More Basic Sketchup Construction Tips and Tools

Following our recent trip around the Sketchup Make software, here are a few more tools you can use to make better models.

In this article we cover using guides, snapping cursors, reference points and other built-in tools to help you make cleaner, more precise models.

Initially, Sketchup Make seems like a weird way to make things in 3D. It can be, but if you allow it to help you, things get a lot easier. For example, there are lots of built in guides to help you make shapes more accurately.

Draw a rectangle. Then use the push pull tool to extrude it into a solid. Hover along the edge of the box, and you will see the cursor snaps to various points along the edge, end points, on edge points and midpoints. Using these snapped points makes for greater precision when drawing what have to be precise shapes.

Hover the cursor over a corner and you see the end point.


Hover the cursor along any edge and you see the edge point.


And hover around the middle and you see the mid point.


Also, when drawing lines (and using the move tool), you can use built-in axis guides to show you where the axes are.

For example, when drawing a line, you can search for and find the x and y axes (side to side and forward and backward in red and green) and the z axis (up and down in blue) before you draw. This way you can make a clean line down an axis freehand.

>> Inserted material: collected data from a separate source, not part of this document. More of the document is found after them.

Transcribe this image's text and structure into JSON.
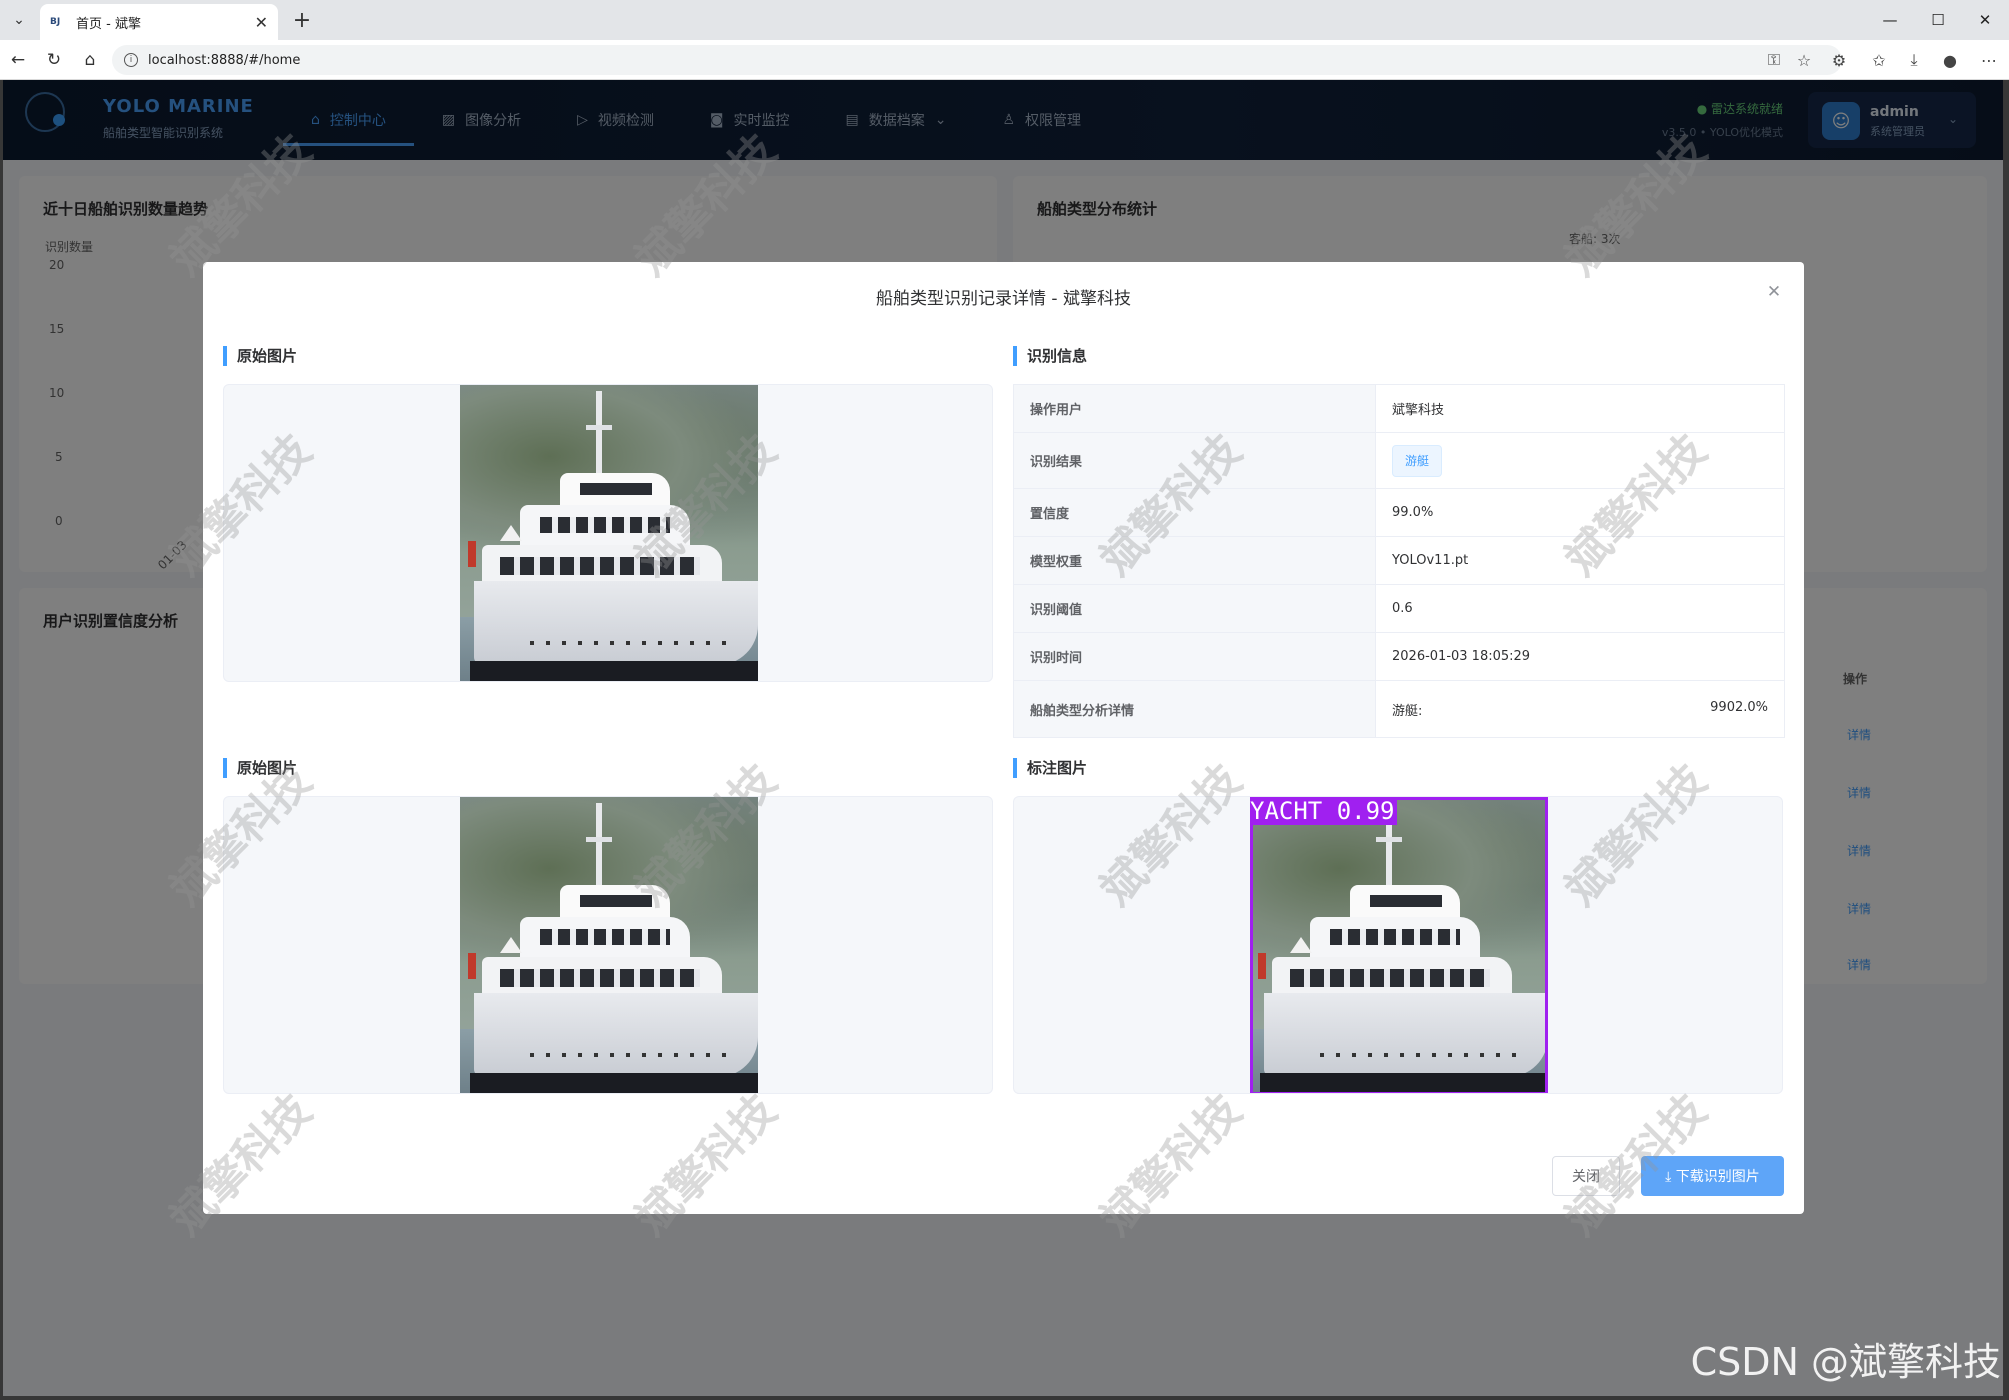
{
  "browser": {
    "tab_favicon": "BJ",
    "tab_title": "首页 - 斌擎",
    "url": "localhost:8888/#/home"
  },
  "app": {
    "brand": "YOLO MARINE",
    "brand_sub": "船舶类型智能识别系统",
    "nav": [
      {
        "label": "控制中心",
        "icon": "home-icon"
      },
      {
        "label": "图像分析",
        "icon": "image-icon"
      },
      {
        "label": "视频检测",
        "icon": "play-icon"
      },
      {
        "label": "实时监控",
        "icon": "camera-icon"
      },
      {
        "label": "数据档案",
        "icon": "document-icon"
      },
      {
        "label": "权限管理",
        "icon": "user-icon"
      }
    ],
    "status": "● 雷达系统就绪",
    "version": "v3.5.0 • YOLO优化模式",
    "user_name": "admin",
    "user_role": "系统管理员",
    "card_trend_title": "近十日船舶识别数量趋势",
    "trend_ylabel": "识别数量",
    "trend_ticks": [
      "20",
      "15",
      "10",
      "5",
      "0"
    ],
    "trend_xtick": "01-03",
    "card_type_title": "船舶类型分布统计",
    "pie_label": "客船: 3次",
    "card_conf_title": "用户识别置信度分析",
    "table_header_op": "操作",
    "detail_link": "详情"
  },
  "dialog": {
    "title": "船舶类型识别记录详情 - 斌擎科技",
    "section_original": "原始图片",
    "section_info": "识别信息",
    "section_original_2": "原始图片",
    "section_annotated": "标注图片",
    "detection_label": "YACHT  0.99",
    "info": {
      "user_key": "操作用户",
      "user_val": "斌擎科技",
      "result_key": "识别结果",
      "result_val": "游艇",
      "conf_key": "置信度",
      "conf_val": "99.0%",
      "model_key": "模型权重",
      "model_val": "YOLOv11.pt",
      "thresh_key": "识别阈值",
      "thresh_val": "0.6",
      "time_key": "识别时间",
      "time_val": "2026-01-03 18:05:29",
      "detail_key": "船舶类型分析详情",
      "detail_type": "游艇:",
      "detail_pct": "9902.0%"
    },
    "btn_close": "关闭",
    "btn_download": "⤓ 下载识别图片"
  },
  "watermark": "斌擎科技",
  "footer_mark": "CSDN @斌擎科技"
}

Use the pencil tool to draw a line. Find the mid point on the edge, and click once to start the line. Go along the middle of the surface, and the line at some point will turn red. This is the centre line.


Now either plant a point in the middle or go along the edge at right angles to the red axis, and the line will turn green. This is the axis parallel to the edge.

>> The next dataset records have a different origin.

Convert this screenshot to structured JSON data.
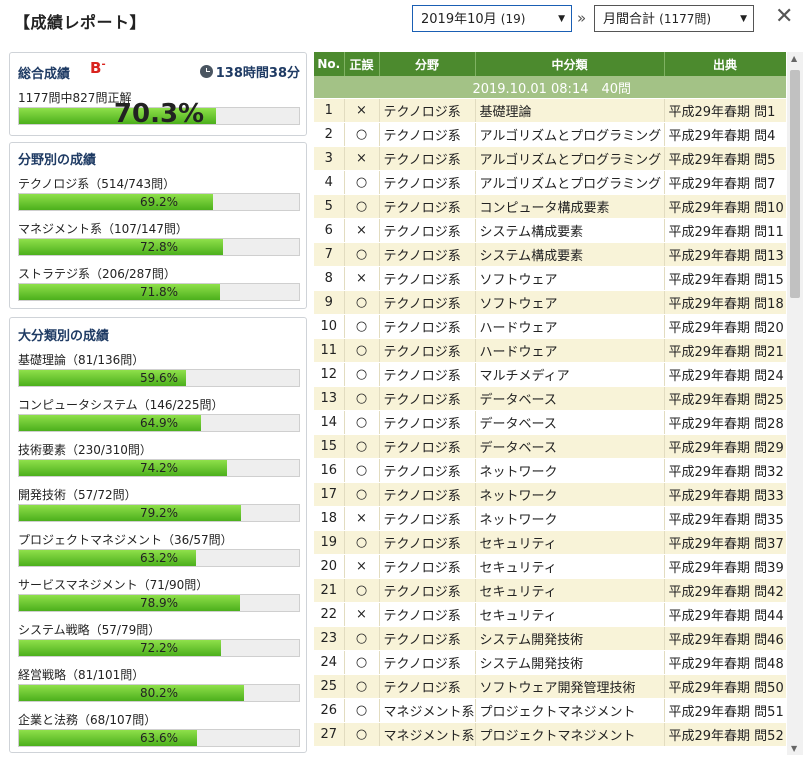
{
  "header": {
    "title": "【成績レポート】",
    "month_select": {
      "value": "2019年10月",
      "count": "(19)"
    },
    "chevron": "»",
    "period_select": {
      "value": "月間合計",
      "count": "(1177問)"
    },
    "close": "✕"
  },
  "summary": {
    "title": "総合成績",
    "grade": "B",
    "grade_mod": "-",
    "time": "138時間38分",
    "correct_text": "1177問中827問正解",
    "percent": "70.3%",
    "percent_value": 70.3
  },
  "fields": {
    "title": "分野別の成績",
    "items": [
      {
        "label": "テクノロジ系（514/743問）",
        "percent": "69.2%",
        "value": 69.2
      },
      {
        "label": "マネジメント系（107/147問）",
        "percent": "72.8%",
        "value": 72.8
      },
      {
        "label": "ストラテジ系（206/287問）",
        "percent": "71.8%",
        "value": 71.8
      }
    ]
  },
  "categories": {
    "title": "大分類別の成績",
    "items": [
      {
        "label": "基礎理論（81/136問）",
        "percent": "59.6%",
        "value": 59.6
      },
      {
        "label": "コンピュータシステム（146/225問）",
        "percent": "64.9%",
        "value": 64.9
      },
      {
        "label": "技術要素（230/310問）",
        "percent": "74.2%",
        "value": 74.2
      },
      {
        "label": "開発技術（57/72問）",
        "percent": "79.2%",
        "value": 79.2
      },
      {
        "label": "プロジェクトマネジメント（36/57問）",
        "percent": "63.2%",
        "value": 63.2
      },
      {
        "label": "サービスマネジメント（71/90問）",
        "percent": "78.9%",
        "value": 78.9
      },
      {
        "label": "システム戦略（57/79問）",
        "percent": "72.2%",
        "value": 72.2
      },
      {
        "label": "経営戦略（81/101問）",
        "percent": "80.2%",
        "value": 80.2
      },
      {
        "label": "企業と法務（68/107問）",
        "percent": "63.6%",
        "value": 63.6
      }
    ]
  },
  "table": {
    "headers": [
      "No.",
      "正誤",
      "分野",
      "中分類",
      "出典"
    ],
    "group": "2019.10.01 08:14　40問",
    "rows": [
      {
        "no": "1",
        "mark": "×",
        "field": "テクノロジ系",
        "sub": "基礎理論",
        "src": "平成29年春期 問1"
      },
      {
        "no": "2",
        "mark": "○",
        "field": "テクノロジ系",
        "sub": "アルゴリズムとプログラミング",
        "src": "平成29年春期 問4"
      },
      {
        "no": "3",
        "mark": "×",
        "field": "テクノロジ系",
        "sub": "アルゴリズムとプログラミング",
        "src": "平成29年春期 問5"
      },
      {
        "no": "4",
        "mark": "○",
        "field": "テクノロジ系",
        "sub": "アルゴリズムとプログラミング",
        "src": "平成29年春期 問7"
      },
      {
        "no": "5",
        "mark": "○",
        "field": "テクノロジ系",
        "sub": "コンピュータ構成要素",
        "src": "平成29年春期 問10"
      },
      {
        "no": "6",
        "mark": "×",
        "field": "テクノロジ系",
        "sub": "システム構成要素",
        "src": "平成29年春期 問11"
      },
      {
        "no": "7",
        "mark": "○",
        "field": "テクノロジ系",
        "sub": "システム構成要素",
        "src": "平成29年春期 問13"
      },
      {
        "no": "8",
        "mark": "×",
        "field": "テクノロジ系",
        "sub": "ソフトウェア",
        "src": "平成29年春期 問15"
      },
      {
        "no": "9",
        "mark": "○",
        "field": "テクノロジ系",
        "sub": "ソフトウェア",
        "src": "平成29年春期 問18"
      },
      {
        "no": "10",
        "mark": "○",
        "field": "テクノロジ系",
        "sub": "ハードウェア",
        "src": "平成29年春期 問20"
      },
      {
        "no": "11",
        "mark": "○",
        "field": "テクノロジ系",
        "sub": "ハードウェア",
        "src": "平成29年春期 問21"
      },
      {
        "no": "12",
        "mark": "○",
        "field": "テクノロジ系",
        "sub": "マルチメディア",
        "src": "平成29年春期 問24"
      },
      {
        "no": "13",
        "mark": "○",
        "field": "テクノロジ系",
        "sub": "データベース",
        "src": "平成29年春期 問25"
      },
      {
        "no": "14",
        "mark": "○",
        "field": "テクノロジ系",
        "sub": "データベース",
        "src": "平成29年春期 問28"
      },
      {
        "no": "15",
        "mark": "○",
        "field": "テクノロジ系",
        "sub": "データベース",
        "src": "平成29年春期 問29"
      },
      {
        "no": "16",
        "mark": "○",
        "field": "テクノロジ系",
        "sub": "ネットワーク",
        "src": "平成29年春期 問32"
      },
      {
        "no": "17",
        "mark": "○",
        "field": "テクノロジ系",
        "sub": "ネットワーク",
        "src": "平成29年春期 問33"
      },
      {
        "no": "18",
        "mark": "×",
        "field": "テクノロジ系",
        "sub": "ネットワーク",
        "src": "平成29年春期 問35"
      },
      {
        "no": "19",
        "mark": "○",
        "field": "テクノロジ系",
        "sub": "セキュリティ",
        "src": "平成29年春期 問37"
      },
      {
        "no": "20",
        "mark": "×",
        "field": "テクノロジ系",
        "sub": "セキュリティ",
        "src": "平成29年春期 問39"
      },
      {
        "no": "21",
        "mark": "○",
        "field": "テクノロジ系",
        "sub": "セキュリティ",
        "src": "平成29年春期 問42"
      },
      {
        "no": "22",
        "mark": "×",
        "field": "テクノロジ系",
        "sub": "セキュリティ",
        "src": "平成29年春期 問44"
      },
      {
        "no": "23",
        "mark": "○",
        "field": "テクノロジ系",
        "sub": "システム開発技術",
        "src": "平成29年春期 問46"
      },
      {
        "no": "24",
        "mark": "○",
        "field": "テクノロジ系",
        "sub": "システム開発技術",
        "src": "平成29年春期 問48"
      },
      {
        "no": "25",
        "mark": "○",
        "field": "テクノロジ系",
        "sub": "ソフトウェア開発管理技術",
        "src": "平成29年春期 問50"
      },
      {
        "no": "26",
        "mark": "○",
        "field": "マネジメント系",
        "sub": "プロジェクトマネジメント",
        "src": "平成29年春期 問51"
      },
      {
        "no": "27",
        "mark": "○",
        "field": "マネジメント系",
        "sub": "プロジェクトマネジメント",
        "src": "平成29年春期 問52"
      }
    ]
  },
  "colors": {
    "header_green": "#4c8a2e",
    "bar_green": "#5cbf1f",
    "grade_red": "#d9231e",
    "title_navy": "#1f3b64"
  }
}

Or take the cursor upwards until the line turns blue, and you are rising above the surface in the up/down axis.


It helps the alignment of your lines if you know exactly where the axes are.

When you make shapes in addition to the initial shapes, sometimes you get extra edges you don’t need, like the one below between the two boxes.


If you should ever have additional edges you don’t need and you want to make the faces continuous, use the eraser to “heal the surface” as they call it in Sketchup speak.


A good way to align surfaces you are moving to other existing surfaces is to let Sketchup know which edges and surfaces are of interest to you, and it will align them for you automatically.

Make a rectangle on the side of the box you made earlier.


Use the push pull tool to make a slot in the box.


Now draw another rectangle in the side a little further over.


Use the push pull tool to make another slot.

When you get to where you want the slot to end, take the cursor over to the end of the other slot, and the end of the new slot will be automatically aligned.


This works in a number of drawing tools. Hover over a reference point. Usually a black dot will be displayed for a moment signifying Sketchup has noticed your reference point. Then draw and there will be a noticeable snap point where you should begin to draw.

In this way you can align any number of repetitive drawing actions against previous actions.

And finally, if you know the dimensions of the object you are trying to draw, you can just type it in.

Begin to draw a line, them type in the length, like 10’ (shorthand for 10 feet), and the line snaps to that real world length. If you want a square you are drawing to be exactly 10 inches square, for example, just start to draw the square and type 10”, 10”.


The shape will automatically be drawn for you to exactly 10×10 inches.


You don’t have to click the cursor on the dimensions bar at the bottom right; the program will understand what you mean when you start to type in the figures.

Sketchup has a lot of guides and tools built in to help you make precise machine-like drawings without special skills or other tools.